No, non necessariamente. Nel caso specifico, la Corte ha ritenuto che la consegna spontanea dell’arma di fronte a una perquisizione ormai inevitabile sia una circostanza ‘trascurabile’ e insufficiente per il riconoscimento delle attenuanti generiche, in quanto non dimostra un reale ravvedimento.
Su chi ricade l’onere di provare che detenzione e porto dell’arma sono iniziati nello stesso momento?

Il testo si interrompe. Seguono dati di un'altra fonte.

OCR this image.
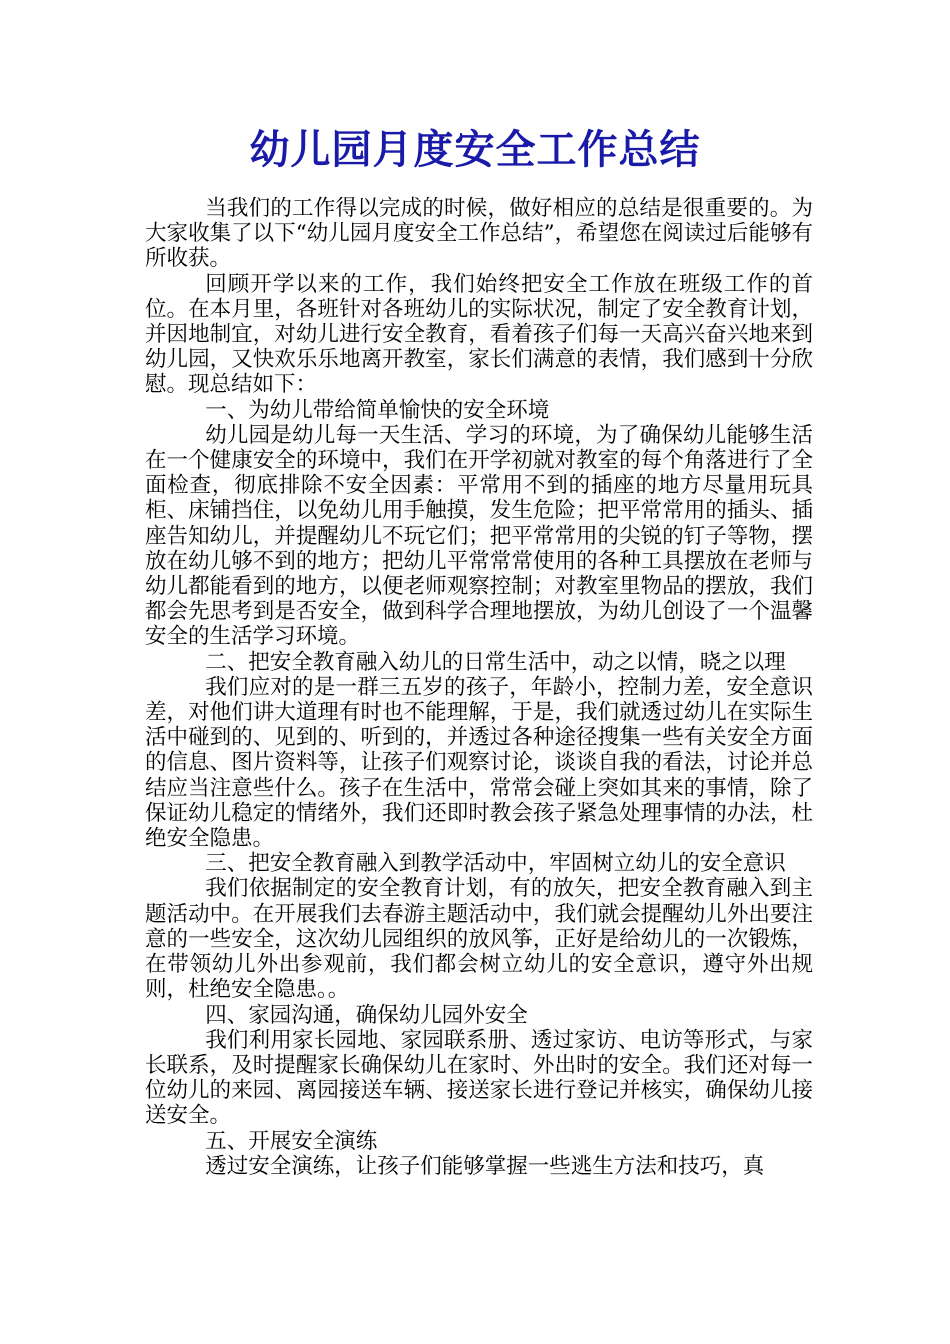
幼儿园月度安全工作总结

当我们的工作得以完成的时候，做好相应的总结是很重要的。为大家收集了以下“幼儿园月度安全工作总结”，希望您在阅读过后能够有所收获。

回顾开学以来的工作，我们始终把安全工作放在班级工作的首位。在本月里，各班针对各班幼儿的实际状况，制定了安全教育计划，并因地制宜，对幼儿进行安全教育，看着孩子们每一天高兴奋兴地来到幼儿园，又快欢乐乐地离开教室，家长们满意的表情，我们感到十分欣慰。现总结如下：

一、为幼儿带给简单愉快的安全环境

幼儿园是幼儿每一天生活、学习的环境，为了确保幼儿能够生活在一个健康安全的环境中，我们在开学初就对教室的每个角落进行了全面检查，彻底排除不安全因素：平常用不到的插座的地方尽量用玩具柜、床铺挡住，以免幼儿用手触摸，发生危险；把平常常用的插头、插座告知幼儿，并提醒幼儿不玩它们；把平常常用的尖锐的钉子等物，摆放在幼儿够不到的地方；把幼儿平常常常使用的各种工具摆放在老师与幼儿都能看到的地方，以便老师观察控制；对教室里物品的摆放，我们都会先思考到是否安全，做到科学合理地摆放，为幼儿创设了一个温馨安全的生活学习环境。

二、把安全教育融入幼儿的日常生活中，动之以情，晓之以理

我们应对的是一群三五岁的孩子，年龄小，控制力差，安全意识差，对他们讲大道理有时也不能理解，于是，我们就透过幼儿在实际生活中碰到的、见到的、听到的，并透过各种途径搜集一些有关安全方面的信息、图片资料等，让孩子们观察讨论，谈谈自我的看法，讨论并总结应当注意些什么。孩子在生活中，常常会碰上突如其来的事情，除了保证幼儿稳定的情绪外，我们还即时教会孩子紧急处理事情的办法，杜绝安全隐患。

三、把安全教育融入到教学活动中，牢固树立幼儿的安全意识

我们依据制定的安全教育计划，有的放矢，把安全教育融入到主题活动中。在开展我们去春游主题活动中，我们就会提醒幼儿外出要注意的一些安全，这次幼儿园组织的放风筝，正好是给幼儿的一次锻炼，在带领幼儿外出参观前，我们都会树立幼儿的安全意识，遵守外出规则，杜绝安全隐患。。

四、家园沟通，确保幼儿园外安全

我们利用家长园地、家园联系册、透过家访、电访等形式，与家长联系，及时提醒家长确保幼儿在家时、外出时的安全。我们还对每一位幼儿的来园、离园接送车辆、接送家长进行登记并核实，确保幼儿接送安全。

五、开展安全演练

透过安全演练，让孩子们能够掌握一些逃生方法和技巧，真
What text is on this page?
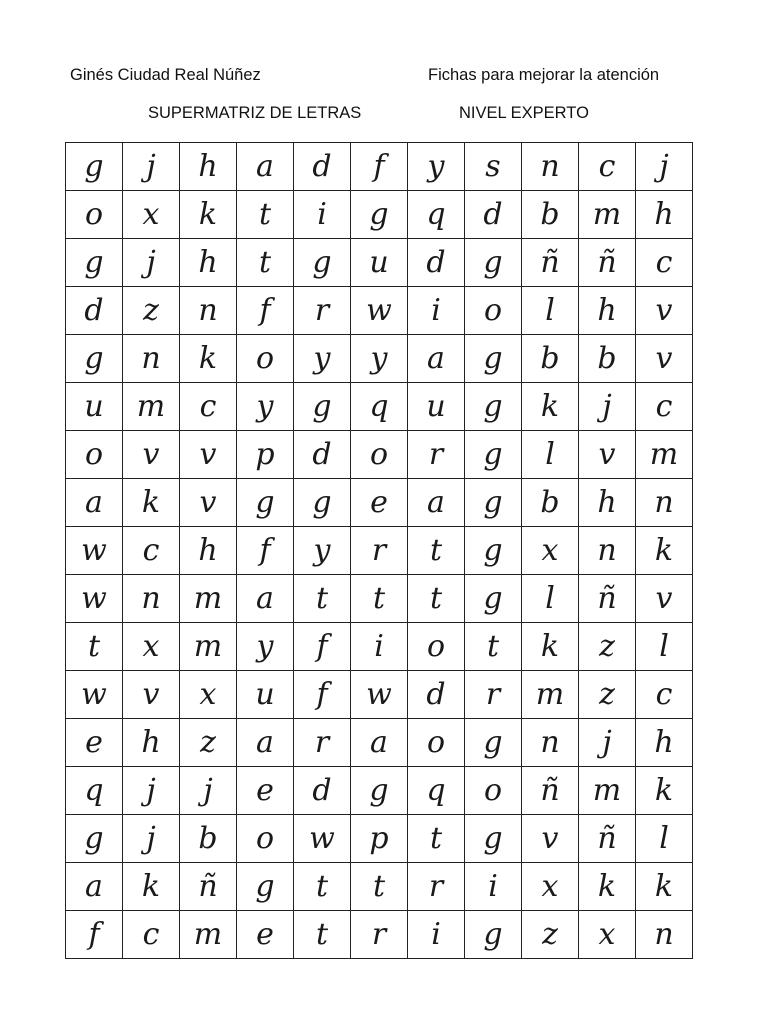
Ginés Ciudad Real Núñez	Fichas para mejorar la atención
SUPERMATRIZ DE LETRAS	NIVEL EXPERTO
g	j	h	a	d	f	y	s	n	c	j
o	x	k	t	i	g	q	d	b	m	h
g	j	h	t	g	u	d	g	ñ	ñ	c
d	z	n	f	r	w	i	o	l	h	v
g	n	k	o	y	y	a	g	b	b	v
u	m	c	y	g	q	u	g	k	j	c
o	v	v	p	d	o	r	g	l	v	m
a	k	v	g	g	e	a	g	b	h	n
w	c	h	f	y	r	t	g	x	n	k
w	n	m	a	t	t	t	g	l	ñ	v
t	x	m	y	f	i	o	t	k	z	l
w	v	x	u	f	w	d	r	m	z	c
e	h	z	a	r	a	o	g	n	j	h
q	j	j	e	d	g	q	o	ñ	m	k
g	j	b	o	w	p	t	g	v	ñ	l
a	k	ñ	g	t	t	r	i	x	k	k
f	c	m	e	t	r	i	g	z	x	n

L’onere di allegare e fornire elementi specifici per dimostrare la contemporaneità tra la condotta di detenzione e quella di porto dell’arma ricade sull’imputato. In assenza di tale prova, i due reati vengono considerati distinti e concorrenti.
Testo del provvedimento
Ordinanza di Cassazione Penale Sez. 7 Num. 31928 Anno 2025
Penale Ord. Sez. 7 Num. 31928 Anno 2025
Presidente: COGNOME
Relatore: COGNOME
Data Udienza: 19/06/2025
ORDINANZA
sul ricorso proposto da:
NOME nato a LECCE il 25/10/1985
avverso la sentenza del 29/11/2024 della CORTE APPELLO di LECCE
dato avviso alle parti;
udita la relazione svolta dal Consigliere NOME COGNOME;
RITENUTO IN FATTO E IN DIRITTO
Esaminato il ricorso proposto dal difensore di NOME avverso la sentenza in epigrafe, con cui in data 29.11.2024 la Corte di Appello di Lecce ha parzialmente riformato la sentenza del g.u.p. del Tribunale di Lecce in data 3.4.2024 di condanna del ricorrente per i reati di detenzione e porto di arma comune da sparo, sostituendo la pena della reclusione con la detenzione domiciliare;
Considerato, quanto al primo motivo di ricorso, che la motivazione della sentenza impugnata abbia fatto, in ordine al profilo del concorso dei reati contestati, corretta applicazione del principio secondo cui il delitto di porto illegale di arma assorbe per continenza quello di detenzione solo quando la detenzione dell’arma inizi contestualmente al porto della medesima in luogo pubblico e sussista altresì la prova che l’arma non sia stata in precedenza detenuta (Sez. 1, n. 27343 del 4/3/2021, COGNOME, Rv. 281668 – 01; Sez. 1, n. 18410 del 9/4/2013, Vestita, Rv. 255687 – 01), rimarcando in proposito che l’imputato non avesse assolto all’onere di allegazione di specificazioni circa la contemporaneità delle due condotte;
Rilevato, quanto al secondo motivo di ricorso, che la sentenza impugnata, per un verso, ha richiamato sul punto la sentenza di primo grado (c.d. doppia conforme) e, per l’altro, ha già preso in considerazione gli elementi dedotti nel ricorso (ovvero, la circostanza, per vero trascurabile, che NOME, di fronte all’ineluttabilità della perquisizione cui stava per procedere la polizia giudiziaria, abbia consegnato spontaneamente l’arma) per ritenerli insufficienti ai fini dei riconoscimento delle circostanze ex art. 62-bis cod. pen., così facendo buon governo del principio secondo cui il mancato riconoscimento delle attenuanti generiche può essere legittimamente motivato dal giudice con l’assenza di elementi o circostanze di segno positivi (Sez. 4, n. 32872 dell’8/6/2022, COGNOME, Rv. 283489 – 01; Sez. 1, n. 39566 del 16/2/2017, COGNOME, Rv. 270986 – 01);
Ritenuto, pertanto, che il ricorso debba essere dichiarato inammissibile, con la conseguente condanna del ricorrente al pagamento delle spese processuali e della somma di euro tremila in favore della Cassa delle ammende;
P.Q.M.
Dichiara inammissibile il ricorso e condanna il ricorrente al pagamento delle spese processuali e della somma di euro tremila in favore della Cassa delle ammende.